News Roundup
It must be an occupational hazard for me to be nursing a nasty bug since Friday morning, drugged up yet sleep-deprived, waking up this Monday morning to the news that Iran’s Ebrahim Raisi & Co. have been confirmed dead in a helicopter crash and my first thought is “Mossad? CIA? Or both?”, my second “I hope this isn’t escalation” and third, “I’m sure persecuted Iranians are rejoicing”. I couldn’t make this up even if I tried.
Watch/Scroll
Chinese people’s gift to democratic parliamentary procedure – snatching a bill you don’t like and running away with it. What else is new with that bunch of macaques masquerading as lawmakers on the island of Formosa? (It’s hugely entertaining and would be even more so if they could remain just that, an island spectacle of no importance.)
Singapore’s new PM (as of last Wednesday evening) has a wife and she has netizens gushing over her elite-girls-boarding-school looks and comportment. Funniest thing? Netizens on Xiao Hong Shu quipping “Singapore finally has a PM’s wife who looks like a woman” (snarkily referring to her predecessor, of course), “I feel like long hair aside, she (Loo) looks like a man” and “Loo has more PM vibes than her husband”.
Read
Depending on which side of the propaganda table you sit on – and if your table is round like mine, kudos – this week was either very good or very bad when it comes to all things EVs and tariffs. To make my point, here is the Straits Times’ op-ed headline US tariffs on Chinese-made EVs are an own goal vs The Atlantic’s China Has Gotten the Trade War It Deserves. Pity most US consumers will never get to drive or ride in a well-built, technologically-superb Chinese EV like we did in Hua Hin last week.
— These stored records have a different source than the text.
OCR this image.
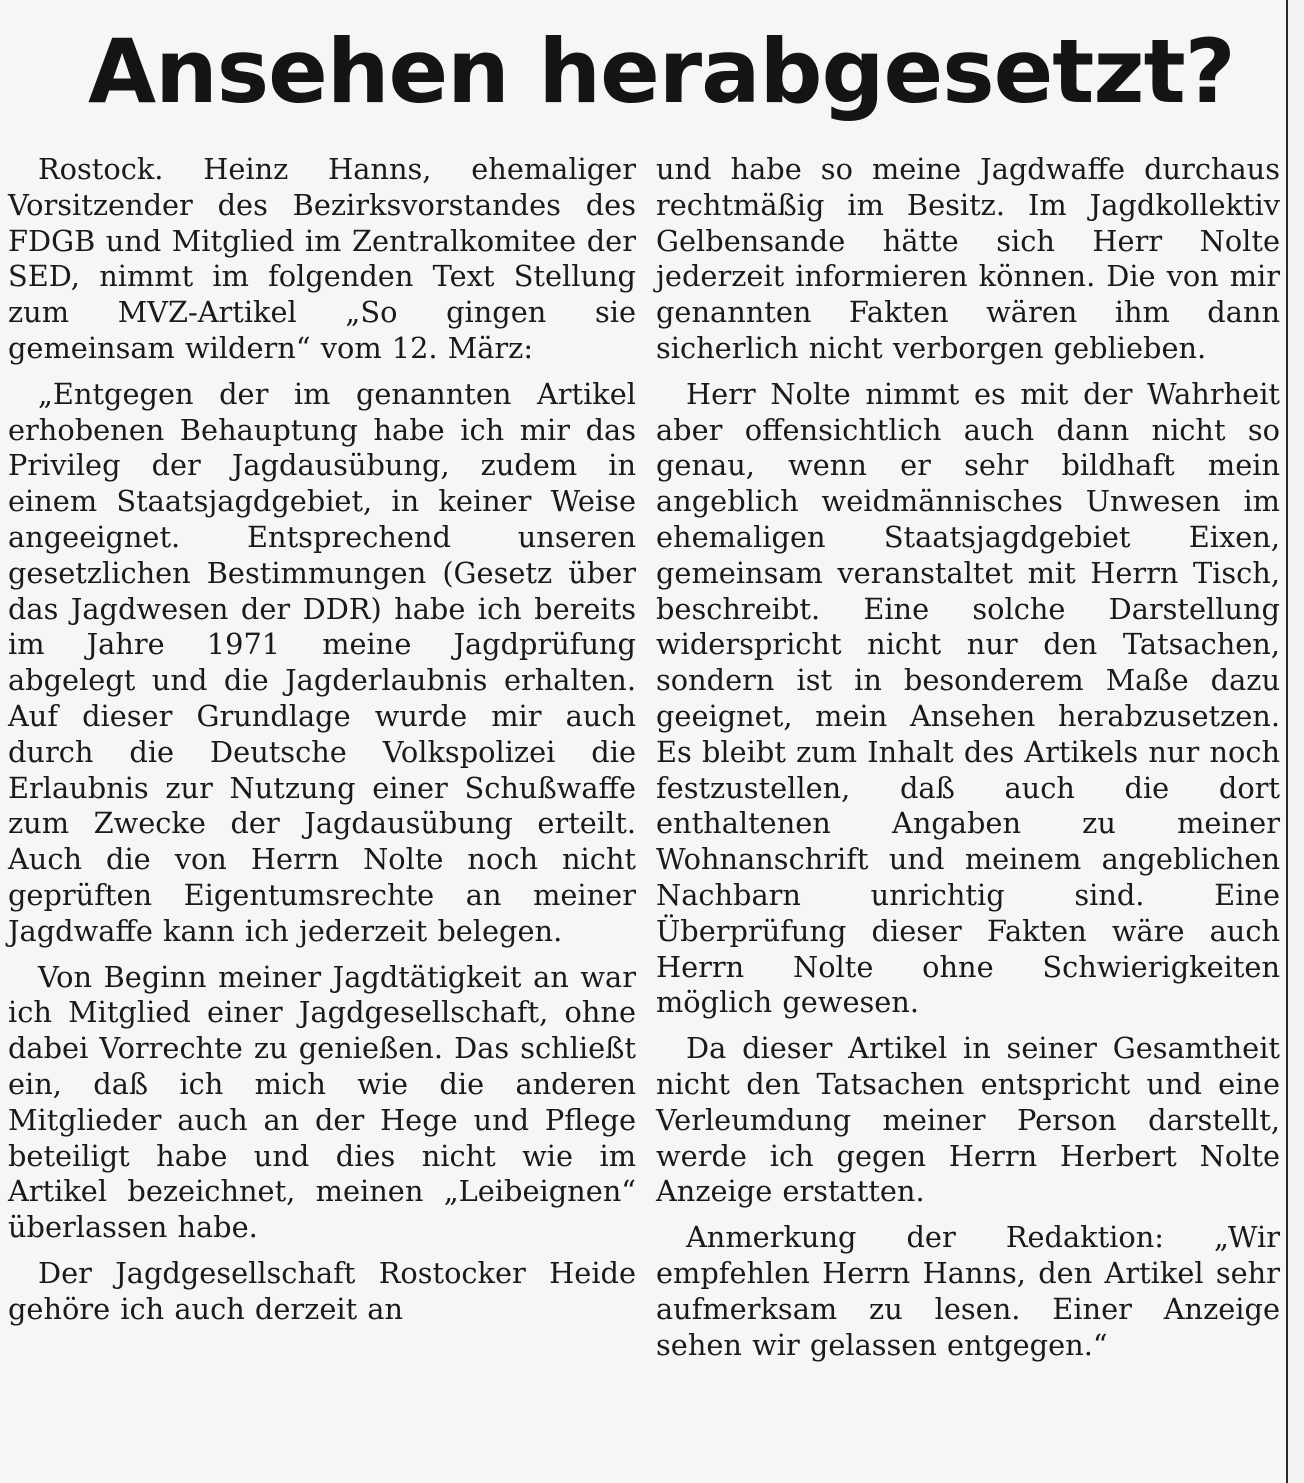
Ansehen herabgesetzt?

Rostock. Heinz Hanns, ehemaliger Vorsitzender des Bezirksvorstandes des FDGB und Mitglied im Zentralkomitee der SED, nimmt im folgenden Text Stellung zum MVZ-Artikel „So gingen sie gemeinsam wildern“ vom 12. März:

„Entgegen der im genannten Artikel erhobenen Behauptung habe ich mir das Privileg der Jagdausübung, zudem in einem Staatsjagdgebiet, in keiner Weise angeeignet. Entsprechend unseren gesetzlichen Bestimmungen (Gesetz über das Jagdwesen der DDR) habe ich bereits im Jahre 1971 meine Jagdprüfung abgelegt und die Jagderlaubnis erhalten. Auf dieser Grundlage wurde mir auch durch die Deutsche Volkspolizei die Erlaubnis zur Nutzung einer Schußwaffe zum Zwecke der Jagdausübung erteilt. Auch die von Herrn Nolte noch nicht geprüften Eigentumsrechte an meiner Jagdwaffe kann ich jederzeit belegen.

Von Beginn meiner Jagdtätigkeit an war ich Mitglied einer Jagdgesellschaft, ohne dabei Vorrechte zu genießen. Das schließt ein, daß ich mich wie die anderen Mitglieder auch an der Hege und Pflege beteiligt habe und dies nicht wie im Artikel bezeichnet, meinen „Leibeignen“ überlassen habe.

Der Jagdgesellschaft Rostocker Heide gehöre ich auch derzeit an

und habe so meine Jagdwaffe durchaus rechtmäßig im Besitz. Im Jagdkollektiv Gelbensande hätte sich Herr Nolte jederzeit informieren können. Die von mir genannten Fakten wären ihm dann sicherlich nicht verborgen geblieben.

Herr Nolte nimmt es mit der Wahrheit aber offensichtlich auch dann nicht so genau, wenn er sehr bildhaft mein angeblich weidmännisches Unwesen im ehemaligen Staatsjagdgebiet Eixen, gemeinsam veranstaltet mit Herrn Tisch, beschreibt. Eine solche Darstellung widerspricht nicht nur den Tatsachen, sondern ist in besonderem Maße dazu geeignet, mein Ansehen herabzusetzen. Es bleibt zum Inhalt des Artikels nur noch festzustellen, daß auch die dort enthaltenen Angaben zu meiner Wohnanschrift und meinem angeblichen Nachbarn unrichtig sind. Eine Überprüfung dieser Fakten wäre auch Herrn Nolte ohne Schwierigkeiten möglich gewesen.

Da dieser Artikel in seiner Gesamtheit nicht den Tatsachen entspricht und eine Verleumdung meiner Person darstellt, werde ich gegen Herrn Herbert Nolte Anzeige erstatten.

Anmerkung der Redaktion: „Wir empfehlen Herrn Hanns, den Artikel sehr aufmerksam zu lesen. Einer Anzeige sehen wir gelassen entgegen.“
If you want a non-partisan industry view, then read why Kevin Williams thinks the US is cooked. If you want to understand more about the global energy transition and why “for the United States it seems increasingly clear that the energy transition as such is a second order concern and geopolitical confrontation and the struggle to form domestic coalitions, takes precedence”, read Adam Tooze.
Ponder
I suppose it was only a matter of time before we got what we deserve, the intersection of late-stage capitalism and AI – deepfakes of your dead ancestors. What a uniquely Chinese business endeavour, and what does it mean for the grief process? Will holographic images soon replace wooden name tablets on ancestral altars?
More late-stage capitalism – how many 30-second TikTok videos can a therapist make in the 90 minutes spent on one patient session, and what’s the ROI?